Павла поддержали другие.
Получил по заслугам и Титов. У него появилась было личная точка зрения на тренировочный бег… Он считал, что бег — лишенная смысла затея, и потому относился к нему без энтузиазма. Другие попали под огонь критики за нарушения распорядка дня и «мелкие» провинности.
Но не только на собраниях кипели страсти. Чаще случалось так, что группа не ждала плановых заседаний. Горячие, по-настоящему партийные разговоры той дело возникали в перерывах между занятиями, по пути в столовую или на спортплощадку, в автобусе, отправлявшемся куда-нибудь на завод или в институт. Говорили прямо, честно.
Как-то с космонавтами, отправлявшимися в автобусе ка очередные тренировки, ехал ведущий врач, член партбюро — Андрей Викторович. Гагарин подсел поближе к нему и предложил:
— А не провести ли нам летучее партийное собрание, Андрей Викторович?
— Какое-такое собрание в дороге? — переспросил тот.
— Можно и не в дороге. Давайте после занятий останемся всей группой и обсудим…
— А что обсуждать? — спрашивал член партбюро.
— Да вот, стал известен досадный случай невнимательности к человеку.
И Юрий объяснил. К одному нашему сотруднику, очень скромному и трудолюбивому, несправедливо отнеслись хозяйственники. Все это осталось никому не известным. Космонавты узнали об этом и решили исправить ошибку, помочь товарищу по работе.
Андрей Викторович возьми да и скажи:
— Я думаю с этим делом мы без собрания, и так разберемся…
— Как так «я думаю без собрания разберемся»?! — в один голос воскликнули ребята. — А как же мы собираемся проводить воспитание наших коммунистов? На одних призывах или на конкретных примерах? Сегодня этот случай, завтра может произойти другой.

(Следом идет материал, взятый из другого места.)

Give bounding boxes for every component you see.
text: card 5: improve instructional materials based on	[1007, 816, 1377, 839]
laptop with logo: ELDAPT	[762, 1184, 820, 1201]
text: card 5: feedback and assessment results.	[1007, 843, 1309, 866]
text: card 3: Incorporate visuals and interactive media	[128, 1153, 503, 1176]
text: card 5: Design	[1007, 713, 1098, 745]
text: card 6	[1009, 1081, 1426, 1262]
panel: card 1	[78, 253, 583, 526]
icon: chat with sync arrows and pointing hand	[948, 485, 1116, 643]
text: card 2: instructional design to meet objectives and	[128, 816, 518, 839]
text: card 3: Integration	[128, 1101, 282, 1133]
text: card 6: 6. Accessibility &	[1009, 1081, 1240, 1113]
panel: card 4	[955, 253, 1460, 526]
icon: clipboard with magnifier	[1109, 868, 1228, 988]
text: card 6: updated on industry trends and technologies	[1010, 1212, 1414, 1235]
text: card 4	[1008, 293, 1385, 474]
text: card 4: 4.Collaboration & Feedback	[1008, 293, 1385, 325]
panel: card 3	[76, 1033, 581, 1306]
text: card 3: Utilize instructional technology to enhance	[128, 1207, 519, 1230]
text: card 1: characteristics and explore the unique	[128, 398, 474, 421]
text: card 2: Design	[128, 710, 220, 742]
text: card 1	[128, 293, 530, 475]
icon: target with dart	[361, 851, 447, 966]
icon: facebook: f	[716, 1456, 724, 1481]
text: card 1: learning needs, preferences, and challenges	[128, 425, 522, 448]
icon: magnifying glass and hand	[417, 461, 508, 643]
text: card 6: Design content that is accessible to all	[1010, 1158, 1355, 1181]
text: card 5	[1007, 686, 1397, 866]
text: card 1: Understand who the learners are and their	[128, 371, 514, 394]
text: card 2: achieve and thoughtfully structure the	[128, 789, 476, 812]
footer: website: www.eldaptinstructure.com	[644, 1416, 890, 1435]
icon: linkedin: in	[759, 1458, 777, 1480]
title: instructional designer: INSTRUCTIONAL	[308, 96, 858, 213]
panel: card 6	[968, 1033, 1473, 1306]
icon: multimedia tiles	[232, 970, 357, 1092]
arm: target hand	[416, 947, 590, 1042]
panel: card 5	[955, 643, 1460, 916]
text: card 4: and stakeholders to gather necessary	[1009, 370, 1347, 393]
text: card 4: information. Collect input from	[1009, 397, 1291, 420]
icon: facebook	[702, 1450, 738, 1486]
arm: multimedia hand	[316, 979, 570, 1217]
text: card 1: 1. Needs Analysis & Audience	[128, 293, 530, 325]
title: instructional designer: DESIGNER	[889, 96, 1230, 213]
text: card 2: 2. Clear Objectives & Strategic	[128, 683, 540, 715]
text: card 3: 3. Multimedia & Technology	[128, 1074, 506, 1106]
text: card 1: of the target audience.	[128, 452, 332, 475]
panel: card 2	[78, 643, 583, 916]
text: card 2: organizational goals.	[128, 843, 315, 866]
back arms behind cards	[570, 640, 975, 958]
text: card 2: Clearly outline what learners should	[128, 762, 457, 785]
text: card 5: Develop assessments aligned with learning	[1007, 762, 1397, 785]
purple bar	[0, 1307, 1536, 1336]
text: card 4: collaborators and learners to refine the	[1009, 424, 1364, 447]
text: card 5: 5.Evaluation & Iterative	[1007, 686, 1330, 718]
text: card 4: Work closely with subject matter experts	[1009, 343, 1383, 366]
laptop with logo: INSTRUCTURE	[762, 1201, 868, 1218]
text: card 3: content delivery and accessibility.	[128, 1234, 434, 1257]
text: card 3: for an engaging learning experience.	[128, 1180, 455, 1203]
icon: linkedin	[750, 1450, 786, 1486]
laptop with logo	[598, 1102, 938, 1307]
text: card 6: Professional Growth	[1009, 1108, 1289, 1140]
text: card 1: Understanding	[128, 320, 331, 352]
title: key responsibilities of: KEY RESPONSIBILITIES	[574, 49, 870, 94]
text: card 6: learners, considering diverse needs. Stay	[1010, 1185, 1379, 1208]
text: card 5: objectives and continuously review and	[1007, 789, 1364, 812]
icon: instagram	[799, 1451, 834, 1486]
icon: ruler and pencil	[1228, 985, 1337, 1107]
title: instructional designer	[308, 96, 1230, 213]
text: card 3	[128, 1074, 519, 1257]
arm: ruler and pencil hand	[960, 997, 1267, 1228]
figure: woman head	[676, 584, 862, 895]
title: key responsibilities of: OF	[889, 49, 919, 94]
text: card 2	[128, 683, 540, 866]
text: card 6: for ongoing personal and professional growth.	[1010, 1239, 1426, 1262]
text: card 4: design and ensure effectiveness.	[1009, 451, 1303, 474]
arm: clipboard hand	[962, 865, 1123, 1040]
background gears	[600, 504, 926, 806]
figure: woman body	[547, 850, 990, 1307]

Собрание-таки состоялось. Правда восторжествовала, и кое-кто «намотал себе на ус» этот урок.
Доктор был в восторге от своих «пациентов». Помню, возвратившись с аэродрома, он рассказывал:
— За свою жизнь я многое перевидал, перечувствовал. Воевал на Халхин-Голе, служил под началом знаменитого Полбина. Вместе с полком дошел до Берлина. Мужественные люди у нас служили. И все же не могу не восхищаться нашими будущими космонавтами. Нет, они пока не совершили ничего героического. Но посмотрите, с каким оптимизмом они трудятся! Жара. Дождь. Темнота. А они шагают на все занятия, будто на прогулку. Веселые, бодрые и, честное слово, по-настоящему красивые. Все ведь — как на подбор. А самочувствие-то какое?! Пульс и дыхание образцовые и до прыжков, и во время падения, и после.